Garry Monk’s arrival has lifted the dark cloud that has been covering the club for years. His mix of shrewd signings and injection of youth has seen the club reach heights this season not even the most optimistic of Whites fans could have forseen, with the revamping of the backline being one of Monk’s wisest decisions.
Defensive frailties had become a hallmark of post Premier League Leeds United. Even in their 7th place finish in the 2010/2011 season, Leeds conceded a whopping 70 goals (only four teams who managed to stay up that year conceded more)
A mixture of constant rotation and overall lack of defensive quality meant that conceding upwards of 55 goals a season was nothing more than an inevitability.
However with the departure of inconsistent club captain Sol Bamba and often rash and rather reckless Italian Giesuppe Belluschi, at the start of the season, Monk had the opportunity to bring in some new faces to the much scrutinised Leeds backline.
In came Swansea defender Kyle Bartley and Bristol City right back Luke Ayling, along with experienced keeper Rob Green. But it was the signing of relatively unknown Swedish defender Pontus Jansson from Italian side Torino that truly galvanised Leeds United’s season.
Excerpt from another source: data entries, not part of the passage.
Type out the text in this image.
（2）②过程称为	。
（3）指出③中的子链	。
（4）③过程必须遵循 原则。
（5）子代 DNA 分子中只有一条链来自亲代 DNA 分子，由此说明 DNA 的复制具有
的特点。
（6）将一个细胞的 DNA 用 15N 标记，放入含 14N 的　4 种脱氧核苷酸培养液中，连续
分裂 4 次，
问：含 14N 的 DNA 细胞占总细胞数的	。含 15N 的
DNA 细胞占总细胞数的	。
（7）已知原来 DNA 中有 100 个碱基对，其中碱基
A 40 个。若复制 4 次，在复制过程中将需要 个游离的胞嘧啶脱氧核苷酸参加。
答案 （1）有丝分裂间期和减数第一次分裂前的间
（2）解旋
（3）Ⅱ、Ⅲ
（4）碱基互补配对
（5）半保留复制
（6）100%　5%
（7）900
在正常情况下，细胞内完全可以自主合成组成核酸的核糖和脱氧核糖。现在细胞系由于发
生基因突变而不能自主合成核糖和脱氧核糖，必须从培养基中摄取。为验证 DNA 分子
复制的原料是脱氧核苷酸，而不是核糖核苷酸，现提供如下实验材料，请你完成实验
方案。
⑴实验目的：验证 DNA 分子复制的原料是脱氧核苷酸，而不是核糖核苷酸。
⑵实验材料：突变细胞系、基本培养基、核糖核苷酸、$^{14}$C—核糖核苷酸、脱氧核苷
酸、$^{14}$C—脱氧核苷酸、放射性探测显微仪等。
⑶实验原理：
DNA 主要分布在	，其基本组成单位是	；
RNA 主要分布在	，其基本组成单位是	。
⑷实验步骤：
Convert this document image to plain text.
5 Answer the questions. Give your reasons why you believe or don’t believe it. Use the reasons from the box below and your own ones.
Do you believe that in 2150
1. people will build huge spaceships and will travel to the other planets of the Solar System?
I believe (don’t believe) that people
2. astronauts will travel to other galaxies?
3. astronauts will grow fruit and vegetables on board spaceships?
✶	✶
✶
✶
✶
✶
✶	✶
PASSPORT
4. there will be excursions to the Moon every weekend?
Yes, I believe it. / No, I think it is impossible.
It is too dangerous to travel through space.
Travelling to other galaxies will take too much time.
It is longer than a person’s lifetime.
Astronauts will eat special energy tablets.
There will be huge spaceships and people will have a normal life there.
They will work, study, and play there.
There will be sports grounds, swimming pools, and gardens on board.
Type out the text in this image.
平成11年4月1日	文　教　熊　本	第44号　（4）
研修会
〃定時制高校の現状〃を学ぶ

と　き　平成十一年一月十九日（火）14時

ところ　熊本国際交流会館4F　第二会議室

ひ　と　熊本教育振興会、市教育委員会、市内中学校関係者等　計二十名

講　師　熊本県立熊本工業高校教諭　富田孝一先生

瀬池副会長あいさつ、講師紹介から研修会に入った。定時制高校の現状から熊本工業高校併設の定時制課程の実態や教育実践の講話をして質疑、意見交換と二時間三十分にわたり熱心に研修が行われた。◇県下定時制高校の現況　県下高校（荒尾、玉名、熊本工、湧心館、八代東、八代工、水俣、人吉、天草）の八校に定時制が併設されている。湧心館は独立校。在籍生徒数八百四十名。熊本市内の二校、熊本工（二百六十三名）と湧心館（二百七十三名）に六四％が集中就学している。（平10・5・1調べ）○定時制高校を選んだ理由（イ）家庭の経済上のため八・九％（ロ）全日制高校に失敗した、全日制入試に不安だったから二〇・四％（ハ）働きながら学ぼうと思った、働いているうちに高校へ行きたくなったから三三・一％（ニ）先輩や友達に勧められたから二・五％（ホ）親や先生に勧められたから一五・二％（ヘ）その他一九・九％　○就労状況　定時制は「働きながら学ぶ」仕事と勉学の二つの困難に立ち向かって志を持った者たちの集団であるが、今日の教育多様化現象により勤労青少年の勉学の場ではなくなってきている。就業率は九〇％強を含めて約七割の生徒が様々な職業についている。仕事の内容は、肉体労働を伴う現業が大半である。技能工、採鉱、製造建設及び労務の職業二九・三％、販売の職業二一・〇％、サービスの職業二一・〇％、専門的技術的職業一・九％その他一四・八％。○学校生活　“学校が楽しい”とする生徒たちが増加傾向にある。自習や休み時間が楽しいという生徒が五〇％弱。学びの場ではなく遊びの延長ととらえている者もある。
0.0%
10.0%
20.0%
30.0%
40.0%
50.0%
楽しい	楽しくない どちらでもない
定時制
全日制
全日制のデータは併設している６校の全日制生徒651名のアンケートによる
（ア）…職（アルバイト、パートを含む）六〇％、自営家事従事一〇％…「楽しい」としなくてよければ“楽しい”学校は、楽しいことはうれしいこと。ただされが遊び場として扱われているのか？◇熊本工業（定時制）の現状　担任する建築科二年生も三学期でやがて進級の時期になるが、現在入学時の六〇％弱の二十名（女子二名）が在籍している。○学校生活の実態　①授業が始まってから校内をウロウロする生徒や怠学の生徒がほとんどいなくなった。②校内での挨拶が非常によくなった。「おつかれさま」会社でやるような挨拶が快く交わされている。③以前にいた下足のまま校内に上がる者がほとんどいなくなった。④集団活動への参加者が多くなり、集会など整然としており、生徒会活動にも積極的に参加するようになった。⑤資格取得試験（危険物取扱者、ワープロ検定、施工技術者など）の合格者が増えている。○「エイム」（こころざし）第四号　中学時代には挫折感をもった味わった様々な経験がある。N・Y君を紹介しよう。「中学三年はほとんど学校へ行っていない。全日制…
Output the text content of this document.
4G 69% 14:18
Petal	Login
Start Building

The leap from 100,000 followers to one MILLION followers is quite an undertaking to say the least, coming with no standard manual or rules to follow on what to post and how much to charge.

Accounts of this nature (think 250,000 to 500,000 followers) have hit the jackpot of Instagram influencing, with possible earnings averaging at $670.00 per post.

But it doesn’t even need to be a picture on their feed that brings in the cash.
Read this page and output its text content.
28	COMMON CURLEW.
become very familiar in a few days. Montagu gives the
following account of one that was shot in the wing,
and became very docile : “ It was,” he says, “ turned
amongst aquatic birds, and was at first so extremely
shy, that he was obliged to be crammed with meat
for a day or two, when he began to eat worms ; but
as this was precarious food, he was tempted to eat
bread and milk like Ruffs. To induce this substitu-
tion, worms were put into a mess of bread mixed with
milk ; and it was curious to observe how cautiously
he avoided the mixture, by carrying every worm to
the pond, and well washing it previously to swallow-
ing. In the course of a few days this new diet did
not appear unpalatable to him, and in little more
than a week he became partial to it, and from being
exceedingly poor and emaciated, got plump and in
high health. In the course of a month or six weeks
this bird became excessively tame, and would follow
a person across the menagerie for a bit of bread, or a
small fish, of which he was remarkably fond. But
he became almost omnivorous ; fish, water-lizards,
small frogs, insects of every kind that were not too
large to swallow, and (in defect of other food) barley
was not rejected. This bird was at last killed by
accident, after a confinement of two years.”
“Pontus Jansson’s Magic” sing the Leeds United fans. It’s hard to argue with them. The Swede has formed a formidable partnership at the heart of the Leeds defence alongside Kyle Bartley which has seen him included in this seasons Championship team of the season.
The back five, which is rounded off by either youth product Charlie Taylor or versatile cult hero Gaetano Berardi at left-back, have seen Leeds concede only 36 goals this season; the third best in the league.
Monk has also crucially done what so many others at the helm of this club have failed to do. He has made the once feared Elland Road a fortress once again, with Leeds already picking up 13 wins at home, the 5th most in the division.
Leeds also have the best home defence in the league keeping 11 clean sheets and only conceding 12 goals in their 20 games at Elland Road so far this season. Their impressive run from mid September to November saw them go 6 league games unbeaten at home, helping them climb up to the play off spots they currently occupy.
For all the exceptional work Monk has put in to solidify the defence and make his team hard to beat, his arrival has also coincided with an upturn in form for their talismanic striker Chris Wood.
With 24 goals in the league and 27 in all competitions, Wood has been absolutely pivotal in Leeds’ outstanding season, contributing to 46% percent of his sides goals in the league. Only Sunderland striker Jermain Defoe with 58%, has a higher percentage of their teams goal return than the New Zealander in the top 4 divisions.
This version of the big number 9 a far cry from last seasons, who despite netting 13 times in the league was often wasteful and frequently jeered by the Elland Road faithful.
Perhaps his step up in performance could be put down to Monk bringing in ex-Southampton and Everton striker James Beattie as a first team coach.
Speaking to the Independent in December ,Wood outlined the influence Beattie is having on his season. “It’s good having him there, a striker that I watched playing and scoring goals through his whole career,” said Wood.
“It’s good having them to give me that extra support, those extra ideas, to take my game on a bit further.”
If there is a criticism of this Leeds side you could argue it is their over reliance on Chris Wood. This, however, does not mean that there isn’t attacking quality in the side.
In Pablo Hernandez, Monk has brought in a truly high quality number 10 who can make a difference in tight games- something the championship is renowned for.
Add to this the midfield anchors of blue chip youth prospect (and wonderfully named) Ronaldo Vieira and club captain Liam Bridcutt and it’s clear that Garry Monk has built a really solid side in his first season at Elland Road.
He has instilled a togetherness in his players that has been sorely missed from Leeds United sides of recent memory. The fans have firmly bought into Monk’s philosophy too, with Elland Road seeing it’s first sell out since 2010 when Newcastle visited in December.
While it seems certain by now that Brighton and Newcastle will join the EPL next season, regardless of whether Garry Monk can lead the Whites to the promotion or not, this season can still be seen as a massive success for the club.
With a play-off spot all but guaranteed and automatic promotion still a possibility Monk deserves endless praise. Will he be the man to end the 13 years of hurt and send this sleeping giant of English football back to the Premier League? Leeds United fans certainly hope so.